With the rise of artificial intelligence (AI) and machine learning in finance, there has been a proliferation of open-source Ai powered investment platforms on github. These platforms aim to make algorithmic trading and quantitative analysis more accessible. In this article, we will explore some of the most popular github repositories for Ai-driven investment research and trading. From backtesting frameworks like zipline to end-to-end deep learning platforms like Qlib, github has become a treasure trove for both retail and institutional investors looking to integrate AI into their investment process. With hundreds of repositories to choose from, it can be difficult to identify the optimal open-source tools for your needs. By highlighting some of the starred repositories and their key capabilities, this article provides a guide to kickstart your Ai-powered investing github journey.

Zipline – Pythonic Algorithmic Trading Library
Zipline from Quantopian is one of the most popular Ai powered backtesting frameworks on github, with over 15k stars. It features a robust event-driven architecture for backtesting and supports fetching market data for US equities. While it may require some additional work to adapt for Chinese stocks, zipline offers a solid foundation for researching and building algorithmic trading strategies.
Qlib – AI-oriented Quantitative Investment Platform
With over 9k stars, Qlib from Microsoft stands out as one of the most comprehensive end-to-end platforms for AI-driven investment research on github. It covers the full pipeline from data to model evaluation, providing tools for data management, feature engineering, model training and backtesting. Qlib natively supports both Chinese and US market data. The project also includes hundreds of predefined factors and a framework for alpha research.
JoinQuant – Chinese Market Data API
For Chinese market data, the JoinQuant SDK is a popular choice with over 4k github stars. It provides a clean interface to access historical data from various Chinese exchanges. The API coverage is quite extensive including stocks, indices, futures across multiple frequencies. Though not a full trading framework itself, the JoinQuant SDK is a solid building block for China-focused investment research.
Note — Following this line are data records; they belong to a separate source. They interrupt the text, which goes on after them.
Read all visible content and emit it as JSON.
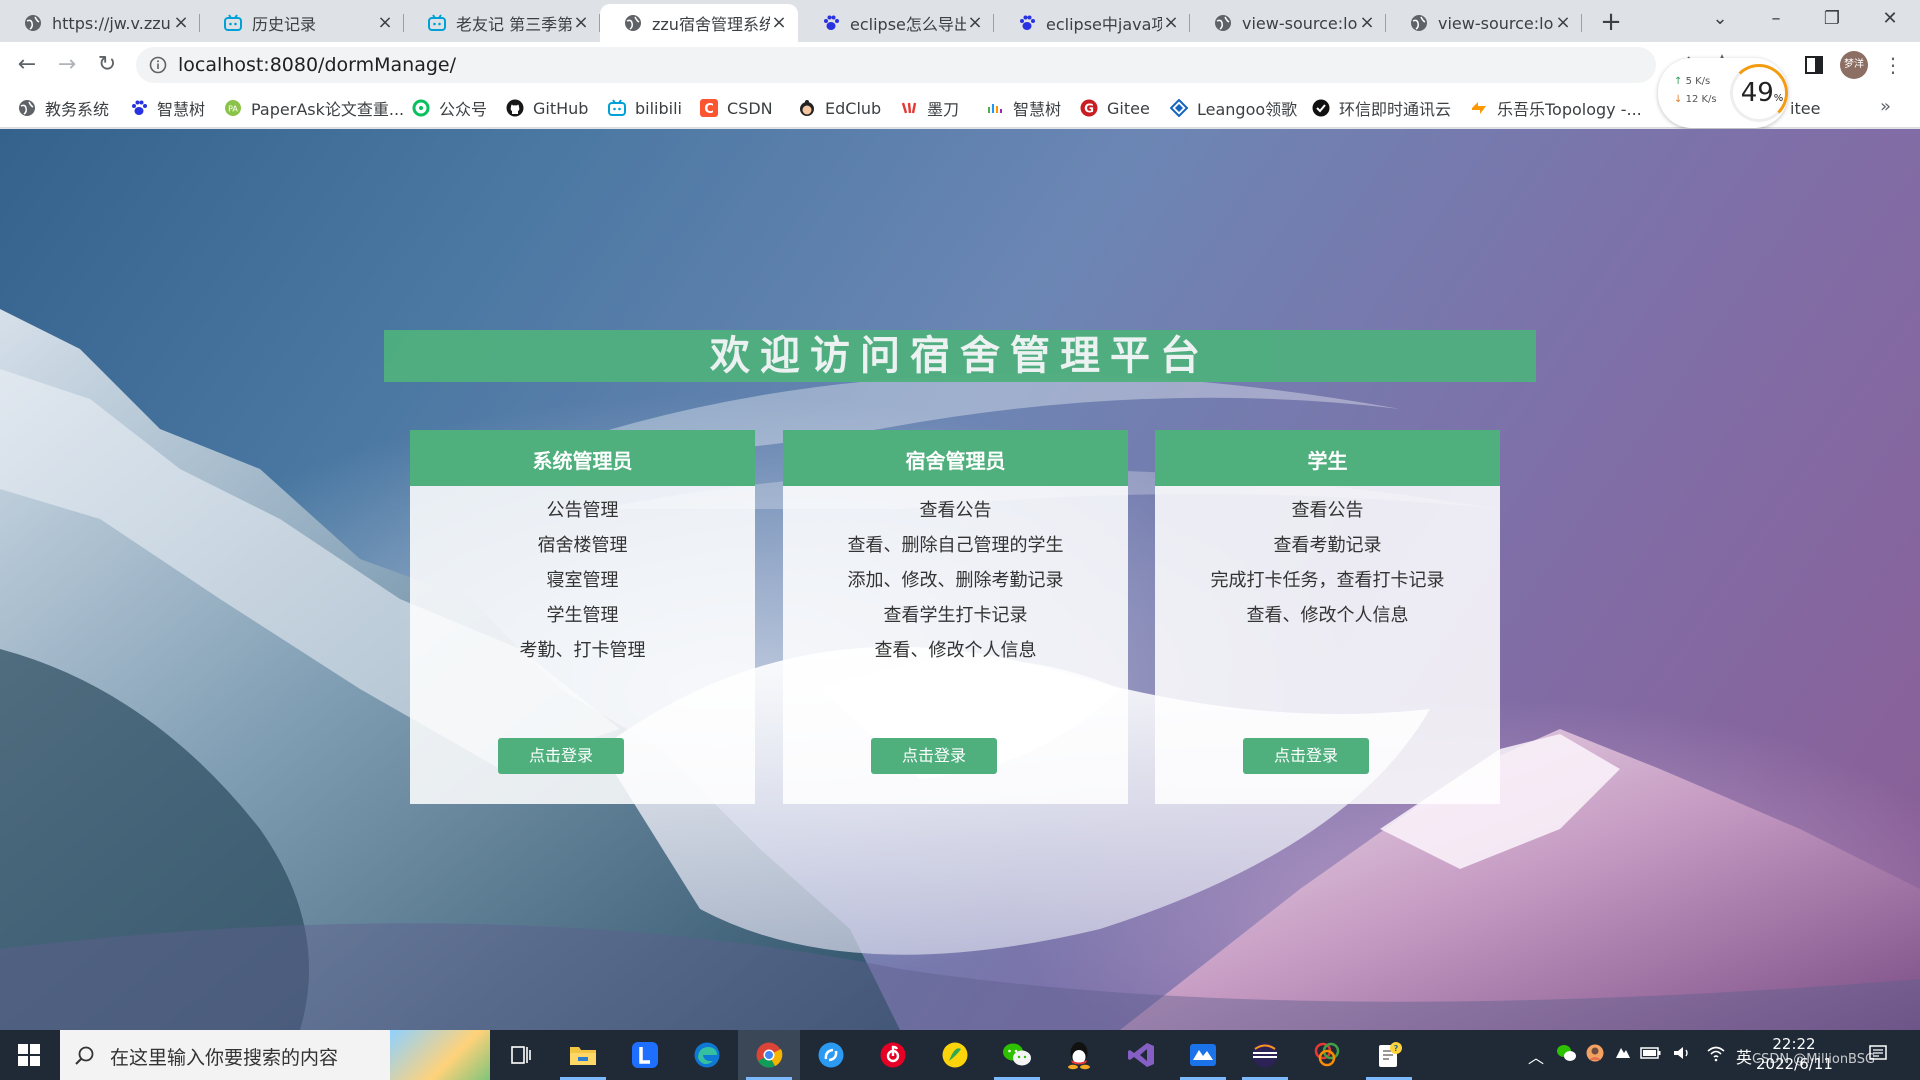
{
  "browser": {
    "tabs": [
      {
        "label": "https://jw.v.zzu.e",
        "icon": "globe-icon"
      },
      {
        "label": "历史记录",
        "icon": "bilibili-icon"
      },
      {
        "label": "老友记 第三季第",
        "icon": "bilibili-icon"
      },
      {
        "label": "zzu宿舍管理系统",
        "icon": "globe-icon",
        "active": true
      },
      {
        "label": "eclipse怎么导出",
        "icon": "baidu-paw-icon"
      },
      {
        "label": "eclipse中java项目",
        "icon": "baidu-paw-icon"
      },
      {
        "label": "view-source:loca",
        "icon": "globe-icon"
      },
      {
        "label": "view-source:loca",
        "icon": "globe-icon"
      }
    ],
    "url": "localhost:8080/dormManage/",
    "profile_name": "梦洋",
    "bookmarks": [
      {
        "label": "教务系统",
        "icon": "globe-icon"
      },
      {
        "label": "智慧树",
        "icon": "baidu-paw-icon"
      },
      {
        "label": "PaperAsk论文查重...",
        "icon": "paperask-icon"
      },
      {
        "label": "公众号",
        "icon": "wechat-mp-icon"
      },
      {
        "label": "GitHub",
        "icon": "github-icon"
      },
      {
        "label": "bilibili",
        "icon": "bilibili-icon"
      },
      {
        "label": "CSDN",
        "icon": "csdn-icon"
      },
      {
        "label": "EdClub",
        "icon": "edclub-icon"
      },
      {
        "label": "墨刀",
        "icon": "modao-icon"
      },
      {
        "label": "智慧树",
        "icon": "zhihuishu-icon"
      },
      {
        "label": "Gitee",
        "icon": "gitee-icon"
      },
      {
        "label": "Leangoo领歌",
        "icon": "leangoo-icon"
      },
      {
        "label": "环信即时通讯云",
        "icon": "easemob-icon"
      },
      {
        "label": "乐吾乐Topology -...",
        "icon": "topology-icon"
      },
      {
        "label": "itee",
        "icon": ""
      }
    ]
  },
  "net_monitor": {
    "up": "5 K/s",
    "down": "12 K/s",
    "percent": "49",
    "percent_unit": "%"
  },
  "page": {
    "title": "欢迎访问宿舍管理平台",
    "cards": [
      {
        "header": "系统管理员",
        "items": [
          "公告管理",
          "宿舍楼管理",
          "寝室管理",
          "学生管理",
          "考勤、打卡管理"
        ],
        "button": "点击登录"
      },
      {
        "header": "宿舍管理员",
        "items": [
          "查看公告",
          "查看、删除自己管理的学生",
          "添加、修改、删除考勤记录",
          "查看学生打卡记录",
          "查看、修改个人信息"
        ],
        "button": "点击登录"
      },
      {
        "header": "学生",
        "items": [
          "查看公告",
          "查看考勤记录",
          "完成打卡任务，查看打卡记录",
          "查看、修改个人信息"
        ],
        "button": "点击登录"
      }
    ],
    "watermark": "CSDN @MillionBSG"
  },
  "taskbar": {
    "search_placeholder": "在这里输入你要搜索的内容",
    "ime": "英",
    "time": "22:22",
    "date": "2022/6/11"
  },
  "colors": {
    "accent_green": "#4fb07e",
    "taskbar": "#1f2a36"
  }
}
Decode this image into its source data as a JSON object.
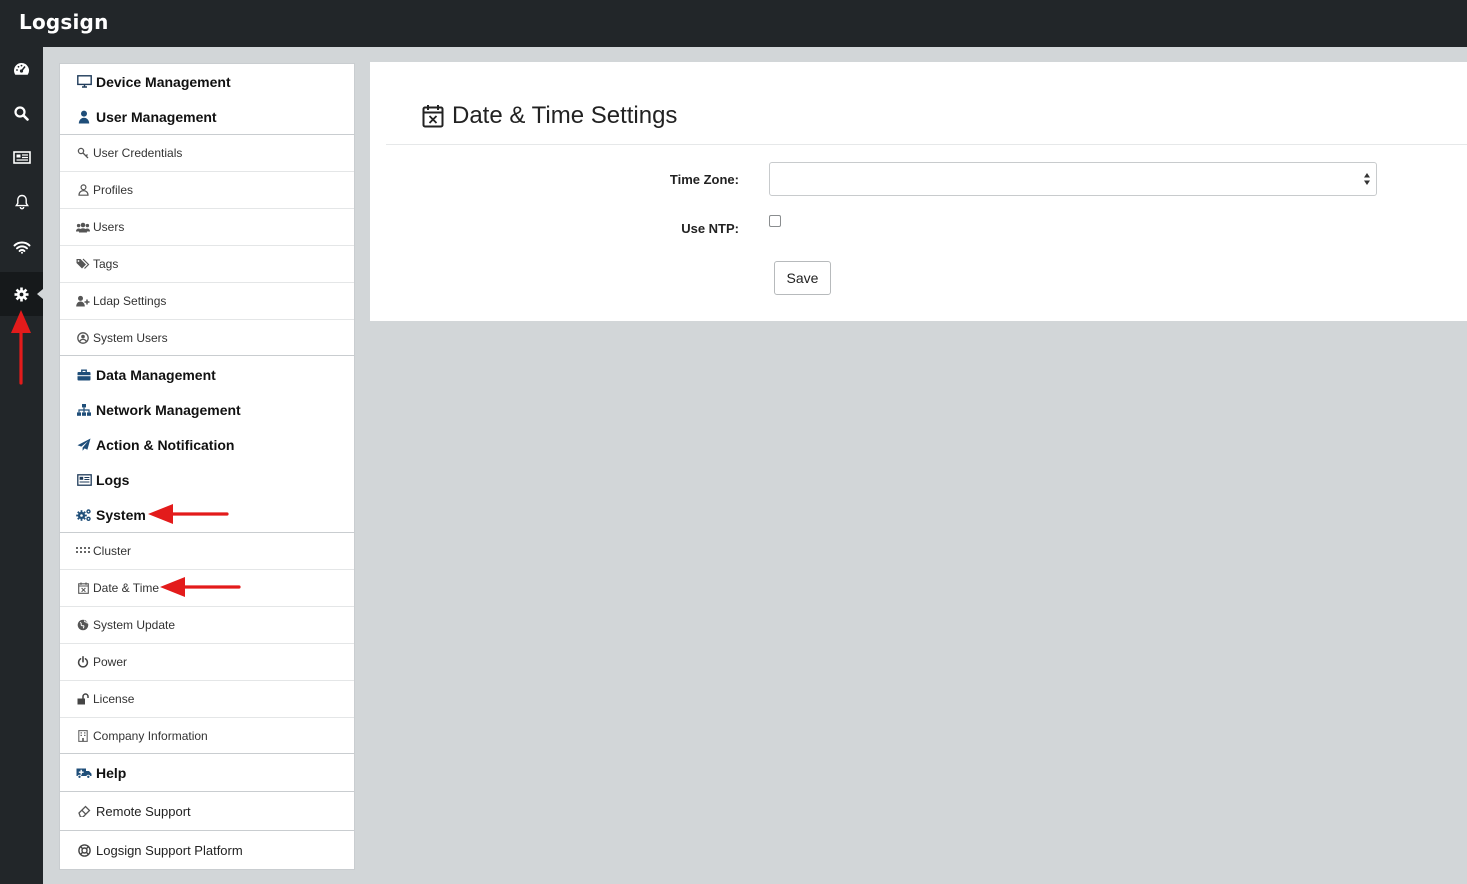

Backtrader – Python Backtesting Library
With nearly 10k github stars, backtrader stands out for its simplicity and extensive documentation. It adopts an event-driven architecture akin to zipline but is designed to be more modular and extensible. Strategies can be coded in a Pythonic manner while still allowing optimization with Cython and Numba. While not focused specifically on AI integration, backtrader provides a battle-tested foundation for systematic trading.
Freqtrade – Crypto Trading Bot
For crypto trading bots, Freqtrade is a popular open-source option with 5k+ stars. It boasts support for algorithmic trading across many major exchanges along with backtesting capabilities. Freqtrade is implemented in Python and integrates smoothly with data science stacks. The project incorporates optimization and hyperparameter tuning to simplify strategy development.
Github has become a focal point for AI-centric investment research due to its wealth of high-quality open-source libraries and platforms. For both Chinese and US markets, there are robust tools covering data management, backtesting, live trading and model optimization. With its strong community and documentation, Ai powered investment repositories on github offer retail and institutional investors an ideal entry point to integrate algorithmic trading and machine learning into their investment process.